Last night, after getting back home for Thanksgiving break, I was talking with my mom about work. She works at a Catholic hospital just outside of St. Louis. Last year, I shadowed my mom as she worked on the medical/surgical unit one evening. I wanted to see what the conditions were like and get a better feel for her work. Since then, she’s also begun working shifts in the emergency room and outpatient infusion, in addition to becoming a diabetes educator to explain the treatment and healthy lifestyle tips to newly diagnosed patients. I have never seen the work on those other units, so I asked her if I could go to work with her this morning to see what outpatient infusion was like.

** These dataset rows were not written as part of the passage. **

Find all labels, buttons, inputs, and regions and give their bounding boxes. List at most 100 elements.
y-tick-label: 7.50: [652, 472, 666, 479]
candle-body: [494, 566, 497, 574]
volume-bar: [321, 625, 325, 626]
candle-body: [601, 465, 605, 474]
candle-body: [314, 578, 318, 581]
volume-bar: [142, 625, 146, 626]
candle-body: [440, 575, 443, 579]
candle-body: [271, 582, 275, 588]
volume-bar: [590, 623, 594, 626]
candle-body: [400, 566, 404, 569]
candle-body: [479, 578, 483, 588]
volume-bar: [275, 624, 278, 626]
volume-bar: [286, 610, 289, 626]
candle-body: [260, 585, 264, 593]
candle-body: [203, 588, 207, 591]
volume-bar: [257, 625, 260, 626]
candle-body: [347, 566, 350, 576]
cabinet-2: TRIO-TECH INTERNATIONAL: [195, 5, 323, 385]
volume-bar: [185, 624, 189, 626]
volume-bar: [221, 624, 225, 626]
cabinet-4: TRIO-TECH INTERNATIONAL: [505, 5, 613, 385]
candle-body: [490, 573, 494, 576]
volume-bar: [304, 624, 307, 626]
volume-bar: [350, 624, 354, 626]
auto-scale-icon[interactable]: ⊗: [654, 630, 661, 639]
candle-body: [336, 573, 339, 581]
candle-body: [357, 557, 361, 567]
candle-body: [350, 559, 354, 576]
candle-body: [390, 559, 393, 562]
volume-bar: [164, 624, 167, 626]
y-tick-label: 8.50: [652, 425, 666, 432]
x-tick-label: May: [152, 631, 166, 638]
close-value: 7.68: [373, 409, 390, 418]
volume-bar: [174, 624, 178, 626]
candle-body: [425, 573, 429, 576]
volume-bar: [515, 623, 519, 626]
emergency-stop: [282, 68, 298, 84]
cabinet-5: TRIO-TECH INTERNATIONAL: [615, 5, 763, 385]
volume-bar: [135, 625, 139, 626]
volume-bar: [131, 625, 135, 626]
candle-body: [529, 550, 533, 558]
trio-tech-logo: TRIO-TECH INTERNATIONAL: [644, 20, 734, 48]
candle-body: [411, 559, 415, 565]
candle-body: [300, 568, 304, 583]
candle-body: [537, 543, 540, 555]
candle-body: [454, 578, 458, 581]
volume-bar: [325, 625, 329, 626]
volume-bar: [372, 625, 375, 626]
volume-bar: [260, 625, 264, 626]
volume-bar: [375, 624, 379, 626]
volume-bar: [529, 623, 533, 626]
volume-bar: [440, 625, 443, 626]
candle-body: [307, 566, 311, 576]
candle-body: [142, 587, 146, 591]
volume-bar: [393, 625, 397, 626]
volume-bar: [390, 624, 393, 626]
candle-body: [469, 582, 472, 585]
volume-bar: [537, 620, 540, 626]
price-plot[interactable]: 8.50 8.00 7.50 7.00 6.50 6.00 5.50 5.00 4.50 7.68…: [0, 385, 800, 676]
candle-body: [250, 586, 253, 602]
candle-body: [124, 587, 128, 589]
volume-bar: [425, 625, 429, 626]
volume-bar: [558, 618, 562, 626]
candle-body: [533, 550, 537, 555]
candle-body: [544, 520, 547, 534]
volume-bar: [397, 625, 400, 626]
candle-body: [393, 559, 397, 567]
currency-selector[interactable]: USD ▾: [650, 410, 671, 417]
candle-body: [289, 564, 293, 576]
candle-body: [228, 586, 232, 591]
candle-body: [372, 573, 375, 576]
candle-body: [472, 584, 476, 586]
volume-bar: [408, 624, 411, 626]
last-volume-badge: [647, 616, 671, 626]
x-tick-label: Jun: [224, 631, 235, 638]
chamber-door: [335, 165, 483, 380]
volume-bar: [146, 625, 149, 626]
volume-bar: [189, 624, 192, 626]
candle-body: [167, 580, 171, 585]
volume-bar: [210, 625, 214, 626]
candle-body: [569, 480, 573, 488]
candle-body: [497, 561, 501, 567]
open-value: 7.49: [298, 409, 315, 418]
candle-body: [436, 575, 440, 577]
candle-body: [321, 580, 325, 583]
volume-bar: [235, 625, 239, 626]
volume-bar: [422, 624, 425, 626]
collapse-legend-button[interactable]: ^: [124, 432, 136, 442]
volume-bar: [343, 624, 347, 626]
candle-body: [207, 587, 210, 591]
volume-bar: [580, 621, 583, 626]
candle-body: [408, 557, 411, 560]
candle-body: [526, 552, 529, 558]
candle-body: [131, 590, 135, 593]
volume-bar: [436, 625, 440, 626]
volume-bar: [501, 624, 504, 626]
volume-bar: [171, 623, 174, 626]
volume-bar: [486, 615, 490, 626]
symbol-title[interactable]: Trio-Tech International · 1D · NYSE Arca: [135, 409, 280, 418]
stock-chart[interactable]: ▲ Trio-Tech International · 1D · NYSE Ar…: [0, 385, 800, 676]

On the drive home, mom told me some stories about patients she’s cared for in recent weeks. Many of the elderly patients are kind, patient, and considerate. She grows frustrated with the younger patients, however, who are very often rude, impatient, and demanding. She says that years ago, when a nurse was assigned a young adult patient, she was glad because she expected a easy shift. These days, the younger patients are dreaded, because instead of making the shift easier on the nurses, they expect the nurses to be at their beckon call. They are often non-compliant with the doctor’s orders and dismiss the nurse’s advice, while still demanding much of the nurse’s attention, detracting from the care she must give to the other patients under her charge. She becomes discouraged when her patients choose to reject lifestyle change, expecting the hospital to do all the work and return them to health.
What is it about this generation that makes us feel entitled to “have it our way?” Why do we so readily deny wise counsel? Have we become “wise in our own eyes,” when it is obvious to the casual observer that we are total idiots?